The RFC described here does not exist yet. It will take a major research and development effort before a miniaturized, safe, simple and inexpensive version can be developed and mass-produced. Yet, I believe that similarly to the PC which 70 years ago seemed to be a pipe dream, the RFCs could also be as common as the PCs are today, by the end of this century. If (when?) this occur it will help to make our energy technology inexhaustible, clean, wireless and fully distributed.
Controlling the RFC
Once the RFCs are ready for marketing they must be as simple to operate as are today’s thermostats. The control software of the RFC will integrate four software packages. One will control the system in the electrolyzer mode. The second sub-package will control the RFC in the fuel cell mode. The third sub-package will control the automated steps of conversion between the electrolyzer and the fuel cell modes. The fourth sub-package will interface with the users of electricity in the household, the insolation detectors and past demand data in order to optimize the total system.
The role of process control is critical to the safe operation of the RFC. The complexity of the control challenge can be appreciated by realizing that operating a 400-cell RFC stack is like operating 400 pumps in parallel. Similarly, the switching between operating modes is like automatically terminating the operation of one process, purging the equipment to get it ready for a serving the operation of a different process having flows in the opposite direction and starting that process. Fortunately, the switchover from one mode to the other does not need to be done quickly and is predictable.

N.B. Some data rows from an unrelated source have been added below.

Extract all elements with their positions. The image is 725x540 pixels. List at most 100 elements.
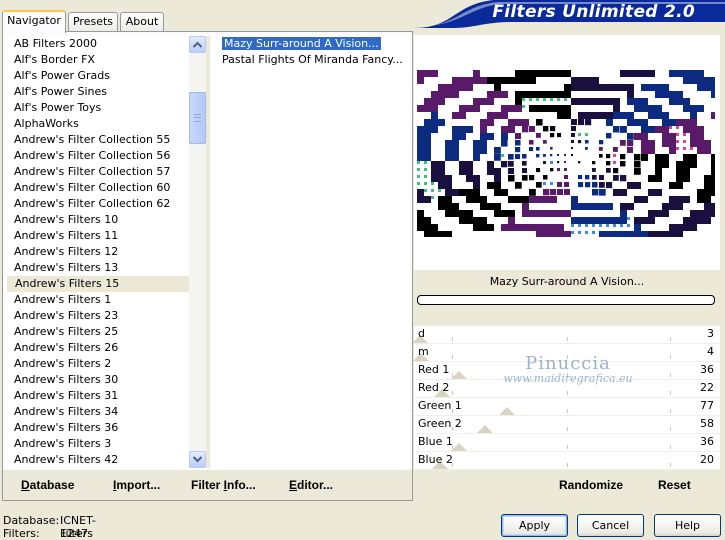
- param-value: 3: [707, 327, 714, 340]
- category-item[interactable]: Andrew's Filter Collection 62: [7, 196, 189, 212]
- tab-about[interactable]: About: [120, 12, 164, 32]
- import-button[interactable]: Import...: [113, 478, 160, 492]
- cancel-button[interactable]: Cancel: [577, 514, 644, 537]
- category-item[interactable]: Alf's Power Grads: [7, 68, 189, 84]
- help-button[interactable]: Help: [654, 514, 721, 537]
- category-item-label: Andrew's Filters 1: [14, 293, 112, 306]
- app-title: Filters Unlimited 2.0: [492, 2, 695, 22]
- param-value: 4: [707, 345, 714, 358]
- slider-track[interactable]: [416, 434, 718, 451]
- category-item[interactable]: Andrew's Filters 2: [7, 356, 189, 372]
- category-item-label: Andrew's Filters 34: [14, 405, 119, 418]
- tab-strip: Navigator Presets About: [0, 10, 410, 33]
- category-item[interactable]: Alf's Power Toys: [7, 100, 189, 116]
- chevron-up-icon: [193, 41, 202, 48]
- category-item[interactable]: Andrew's Filter Collection 55: [7, 132, 189, 148]
- category-item-label: Andrew's Filters 23: [14, 309, 119, 322]
- category-item[interactable]: Andrew's Filter Collection 56: [7, 148, 189, 164]
- randomize-button[interactable]: Randomize: [559, 478, 623, 492]
- category-item-label: AlphaWorks: [14, 117, 79, 130]
- param-value: 58: [700, 417, 714, 430]
- category-item-label: Andrew's Filters 30: [14, 373, 119, 386]
- category-item[interactable]: Andrew's Filters 36: [7, 420, 189, 436]
- tab-presets[interactable]: Presets: [68, 12, 118, 32]
- category-item[interactable]: Andrew's Filters 15: [7, 276, 189, 292]
- filter-info-button[interactable]: Filter Info...: [191, 478, 256, 492]
- param-name: Blue 2: [418, 453, 453, 466]
- param-slider[interactable]: Green 2 58: [414, 416, 720, 434]
- slider-thumb[interactable]: [450, 371, 467, 379]
- category-item[interactable]: Alf's Border FX: [7, 52, 189, 68]
- category-item-label: Andrew's Filter Collection 56: [14, 149, 171, 162]
- param-value: 22: [700, 381, 714, 394]
- slider-thumb[interactable]: [450, 443, 467, 451]
- tab-navigator[interactable]: Navigator: [2, 10, 66, 33]
- category-scrollbar[interactable]: [189, 36, 206, 468]
- param-name: Red 2: [418, 381, 450, 394]
- slider-thumb[interactable]: [499, 407, 516, 415]
- category-item-label: Andrew's Filters 15: [15, 277, 120, 290]
- category-item[interactable]: AB Filters 2000: [7, 36, 189, 52]
- navigator-panel: AB Filters 2000 Alf's Border FX Alf's Powe…: [2, 31, 413, 501]
- category-item[interactable]: Andrew's Filters 13: [7, 260, 189, 276]
- database-button[interactable]: Database: [21, 478, 74, 492]
- category-item-label: Alf's Power Toys: [14, 101, 102, 114]
- preview-area: [414, 35, 720, 270]
- category-item[interactable]: Andrew's Filter Collection 57: [7, 164, 189, 180]
- category-item[interactable]: Andrew's Filters 34: [7, 404, 189, 420]
- param-name: Blue 1: [418, 435, 453, 448]
- category-item[interactable]: Andrew's Filter Collection 60: [7, 180, 189, 196]
- editor-button[interactable]: Editor...: [289, 478, 333, 492]
- category-item-label: Andrew's Filter Collection 62: [14, 197, 171, 210]
- category-item-label: Andrew's Filters 3: [14, 437, 112, 450]
- param-slider[interactable]: Green 1 77: [414, 398, 720, 416]
- category-item[interactable]: Andrew's Filters 11: [7, 228, 189, 244]
- category-item-label: Andrew's Filters 26: [14, 341, 119, 354]
- category-item[interactable]: Andrew's Filters 26: [7, 340, 189, 356]
- category-item[interactable]: Andrew's Filters 30: [7, 372, 189, 388]
- progress-bar: [417, 295, 715, 305]
- reset-button[interactable]: Reset: [658, 478, 691, 492]
- category-item[interactable]: AlphaWorks: [7, 116, 189, 132]
- param-name: m: [418, 345, 429, 358]
- category-item-label: Alf's Power Grads: [14, 69, 110, 82]
- category-item[interactable]: Andrew's Filters 42: [7, 452, 189, 468]
- filter-item[interactable]: Pastal Flights Of Miranda Fancy...: [210, 52, 410, 68]
- database-label: Database:: [3, 514, 60, 527]
- category-item-label: Andrew's Filters 2: [14, 357, 112, 370]
- watermark-url: www.maidiregrafica.eu: [503, 372, 633, 385]
- apply-button[interactable]: Apply: [501, 514, 568, 537]
- slider-thumb[interactable]: [476, 425, 493, 433]
- param-name: d: [418, 327, 425, 340]
- category-item-label: AB Filters 2000: [14, 37, 98, 50]
- category-item[interactable]: Andrew's Filters 23: [7, 308, 189, 324]
- category-item-label: Andrew's Filter Collection 60: [14, 181, 171, 194]
- category-item[interactable]: Andrew's Filters 3: [7, 436, 189, 452]
- param-name: Green 2: [418, 417, 462, 430]
- param-slider[interactable]: Blue 1 36: [414, 434, 720, 452]
- slider-track[interactable]: [411, 326, 718, 343]
- param-name: Green 1: [418, 399, 462, 412]
- category-item[interactable]: Andrew's Filters 12: [7, 244, 189, 260]
- category-item[interactable]: Andrew's Filters 31: [7, 388, 189, 404]
- filter-list[interactable]: Mazy Surr-around A Vision... Pastal Fligh…: [210, 36, 410, 468]
- category-item-label: Andrew's Filters 36: [14, 421, 119, 434]
- param-name: Red 1: [418, 363, 450, 376]
- preview-image: [417, 70, 715, 237]
- filter-item[interactable]: Mazy Surr-around A Vision...: [210, 36, 410, 52]
- scroll-down-button[interactable]: [189, 451, 206, 468]
- slider-track[interactable]: [416, 452, 718, 469]
- category-item[interactable]: Andrew's Filters 1: [7, 292, 189, 308]
- navigator-toolbar: Database Import... Filter Info... Editor…: [3, 470, 412, 500]
- category-item[interactable]: Andrew's Filters 10: [7, 212, 189, 228]
- category-item[interactable]: Andrew's Filters 25: [7, 324, 189, 340]
- param-slider[interactable]: Blue 2 20: [414, 452, 720, 470]
- category-list[interactable]: AB Filters 2000 Alf's Border FX Alf's Powe…: [7, 36, 189, 468]
- category-item-label: Andrew's Filters 31: [14, 389, 119, 402]
- scroll-thumb[interactable]: [189, 92, 206, 144]
- scroll-up-button[interactable]: [189, 36, 206, 53]
- category-item[interactable]: Alf's Power Sines: [7, 84, 189, 100]
- category-item-label: Andrew's Filters 10: [14, 213, 119, 226]
- param-slider[interactable]: d3: [411, 326, 720, 344]
- category-item-label: Alf's Power Sines: [14, 85, 107, 98]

The material and heat balance controls in both of these modes require accurate and high rangeability flow detectors and a massive quantity of other, highly sensitive sensors. Sensitivity and reliability are both required because the cell diaphragms for example must be protected from high pressure differentials and leaks must be immediately detected for safe and automatic shut down. All the sensors and control chips will have to be miniaturized, accurate and inexpensive, just like the ones used in today’s automobile industry where we have some 500 sensors in one car.

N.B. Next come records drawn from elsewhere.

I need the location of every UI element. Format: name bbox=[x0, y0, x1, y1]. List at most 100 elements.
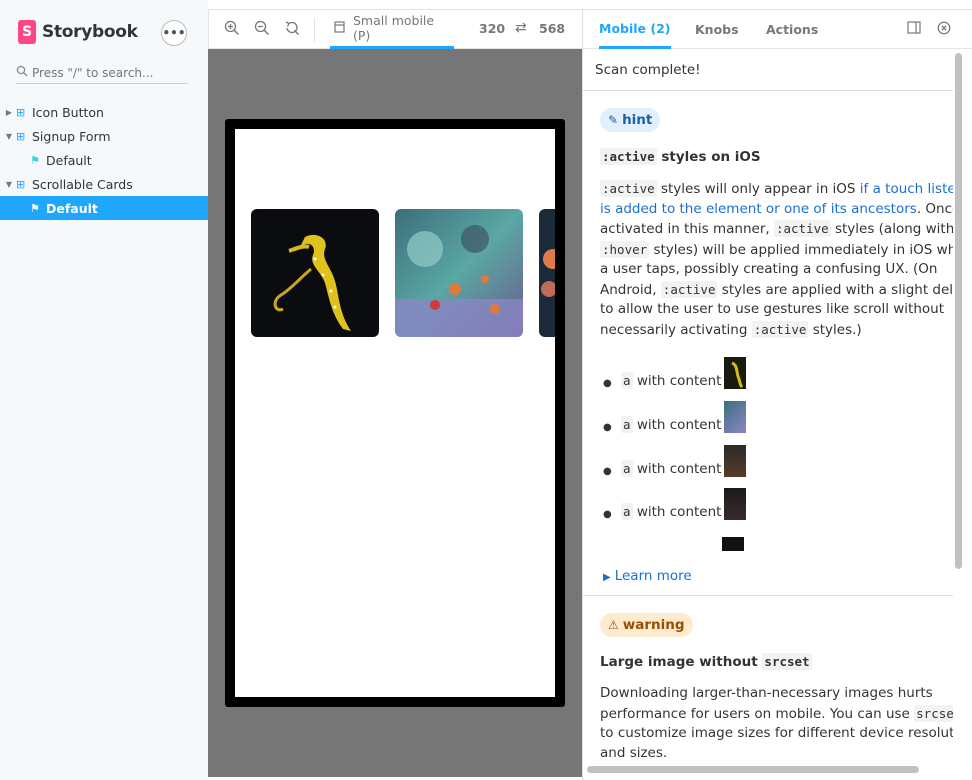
thumbnail-image bbox=[724, 401, 747, 433]
tab-actions[interactable]: Actions bbox=[766, 10, 818, 49]
hint-badge: ✎ hint bbox=[600, 108, 661, 132]
card-seahorse[interactable] bbox=[251, 209, 379, 337]
hint-text: activated in this manner, bbox=[600, 221, 770, 237]
touch-listener-link[interactable]: if a touch listen bbox=[860, 181, 953, 197]
list-item-text: with content bbox=[636, 461, 722, 477]
tree-item-icon-button[interactable]: ▶ ⊞ Icon Button bbox=[0, 100, 208, 124]
inline-code: :active bbox=[600, 180, 657, 197]
zoom-in-icon[interactable] bbox=[223, 20, 241, 38]
warning-title-code: srcset bbox=[762, 653, 812, 670]
list-item-text: with content bbox=[636, 373, 722, 389]
search-icon bbox=[16, 65, 32, 80]
inline-code: :hover bbox=[600, 240, 650, 258]
inline-code: a bbox=[621, 460, 633, 477]
tree-item-scrollable-cards[interactable]: ▼ ⊞ Scrollable Cards bbox=[0, 172, 208, 196]
warning-badge-label: warning bbox=[622, 617, 685, 633]
touch-listener-link-cont[interactable]: is added to the element or one of its an… bbox=[600, 201, 917, 217]
hint-title-code: :active bbox=[600, 148, 657, 165]
storybook-logo[interactable]: S Storybook bbox=[18, 20, 138, 44]
card-clownfish[interactable] bbox=[539, 209, 555, 337]
hint-text: styles (along with bbox=[834, 221, 953, 237]
storybook-logo-mark: S bbox=[18, 20, 36, 44]
thumbnail-image bbox=[724, 357, 747, 389]
hint-description: :active styles will only appear in iOS i… bbox=[600, 179, 953, 340]
hint-text: to allow the user to use gestures like s… bbox=[600, 301, 945, 317]
tree-item-scrollable-cards-default[interactable]: ⚑ Default bbox=[0, 196, 208, 220]
tab-knobs[interactable]: Knobs bbox=[695, 10, 739, 49]
hint-badge-label: hint bbox=[622, 112, 653, 128]
storybook-logo-text: Storybook bbox=[42, 22, 138, 42]
close-panel-icon[interactable] bbox=[936, 21, 952, 37]
sidebar: S Storybook ••• ▶ ⊞ Icon Button ▼ ⊞ Sign… bbox=[0, 0, 208, 780]
inline-code: :active bbox=[773, 220, 831, 237]
warning-badge: ⚠ warning bbox=[600, 613, 693, 637]
scan-status: Scan complete! bbox=[583, 49, 953, 91]
tree-item-label: Default bbox=[46, 200, 98, 216]
tab-mobile[interactable]: Mobile (2) bbox=[599, 10, 671, 49]
bullet: ● bbox=[603, 509, 612, 520]
hint-text: styles) will be applied immediately in i… bbox=[653, 241, 953, 258]
tree-item-label: Scrollable Cards bbox=[32, 176, 133, 192]
hint-text: styles will only appear in iOS bbox=[660, 181, 856, 197]
search-input[interactable] bbox=[32, 65, 182, 80]
device-icon bbox=[334, 20, 345, 36]
viewport-width[interactable]: 320 bbox=[479, 21, 505, 36]
search-box bbox=[16, 62, 188, 84]
chevron-down-icon: ▼ bbox=[5, 131, 13, 141]
list-item-text: with content bbox=[636, 417, 722, 433]
component-icon: ⊞ bbox=[16, 177, 26, 191]
tree-item-signup-form-default[interactable]: ⚑ Default bbox=[0, 148, 208, 172]
component-icon: ⊞ bbox=[16, 129, 26, 143]
warning-text: performance for users on mobile. You can… bbox=[600, 705, 910, 722]
tree-item-label: Signup Form bbox=[32, 128, 111, 144]
addon-panel: Mobile (2) Knobs Actions Scan complete! … bbox=[582, 9, 972, 780]
inline-code: a bbox=[621, 503, 633, 520]
section-divider bbox=[583, 595, 953, 596]
scrollable-cards[interactable] bbox=[251, 209, 555, 337]
learn-more-label: Learn more bbox=[614, 568, 692, 584]
chevron-right-icon: ▶ bbox=[5, 107, 13, 117]
hint-text: necessarily activating bbox=[600, 321, 748, 338]
horizontal-scrollbar[interactable] bbox=[587, 766, 919, 773]
chevron-down-icon: ▼ bbox=[5, 179, 13, 189]
card-reef[interactable] bbox=[395, 209, 523, 337]
thumbnail-image bbox=[724, 488, 747, 520]
list-item[interactable]: ● a with content bbox=[603, 355, 803, 389]
device-frame bbox=[225, 119, 565, 707]
sidebar-menu-button[interactable]: ••• bbox=[161, 20, 187, 46]
zoom-out-icon[interactable] bbox=[253, 20, 271, 38]
hint-text: a user taps, possibly creating a confusi… bbox=[600, 261, 938, 277]
inline-code: a bbox=[621, 372, 633, 389]
tree-item-label: Icon Button bbox=[32, 104, 104, 120]
addon-tabs: Mobile (2) Knobs Actions bbox=[583, 9, 972, 49]
warning-icon: ⚠ bbox=[608, 618, 619, 632]
hint-text: Android, bbox=[600, 281, 657, 298]
list-item[interactable]: ● a with content bbox=[603, 443, 803, 477]
list-item[interactable]: ● a with content bbox=[603, 399, 803, 433]
preview-toolbar: Small mobile (P) 320 ⇄ 568 bbox=[208, 9, 582, 49]
warning-description: Downloading larger-than-necessary images… bbox=[600, 684, 953, 763]
viewport-label: Small mobile (P) bbox=[353, 13, 435, 43]
bookmark-icon: ⚑ bbox=[30, 201, 40, 215]
list-item[interactable]: ● a with content bbox=[603, 486, 803, 520]
bookmark-icon: ⚑ bbox=[30, 153, 40, 167]
story-tree: ▶ ⊞ Icon Button ▼ ⊞ Signup Form ⚑ Defaul… bbox=[0, 100, 208, 220]
viewport-selector[interactable]: Small mobile (P) bbox=[330, 10, 454, 49]
learn-more-toggle[interactable]: ▶ Learn more bbox=[603, 568, 692, 584]
rotate-viewport-icon[interactable]: ⇄ bbox=[515, 20, 527, 36]
bullet: ● bbox=[603, 466, 612, 477]
warning-text: to customize image sizes for different d… bbox=[600, 725, 953, 741]
viewport-height[interactable]: 568 bbox=[539, 21, 565, 36]
hint-title-text: styles on iOS bbox=[661, 149, 761, 165]
inline-code: :active bbox=[751, 320, 809, 338]
panel-orientation-icon[interactable] bbox=[906, 21, 922, 37]
hint-text: styles.) bbox=[812, 321, 862, 338]
tree-item-signup-form[interactable]: ▼ ⊞ Signup Form bbox=[0, 124, 208, 148]
zoom-reset-icon[interactable] bbox=[283, 20, 301, 38]
inline-code: a bbox=[621, 416, 633, 433]
vertical-scrollbar[interactable] bbox=[955, 53, 962, 569]
hint-text: . Once bbox=[916, 200, 953, 217]
preview-canvas bbox=[208, 49, 582, 777]
hint-title: :active styles on iOS bbox=[600, 148, 761, 165]
list-item-text: with content bbox=[636, 504, 722, 520]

It is debatable how much fossil or nuclear resources are left. It is also debatable how much climate change we can live with or how long we can use our oceans, ground waters and atmosphere as garbage dumps. What is not debatable is that the conversion to a clean, free and inexhaustible energy economy is unavoidable and the sooner we start that conversion the smoother it will be. In other words, the only thing that is un-debatable is that the debate should stop.
This conversion should start with the design of prototype equipment and with operating fully automated pilot and demonstration plants to prove their feasibility, safety and affordability. I am sure that the process control profession will meet its share of the challenges involved in this transformation and will play not only a key role in this third industrial revolution, but will also gain the respect it deserves as one of the most important field of engineering.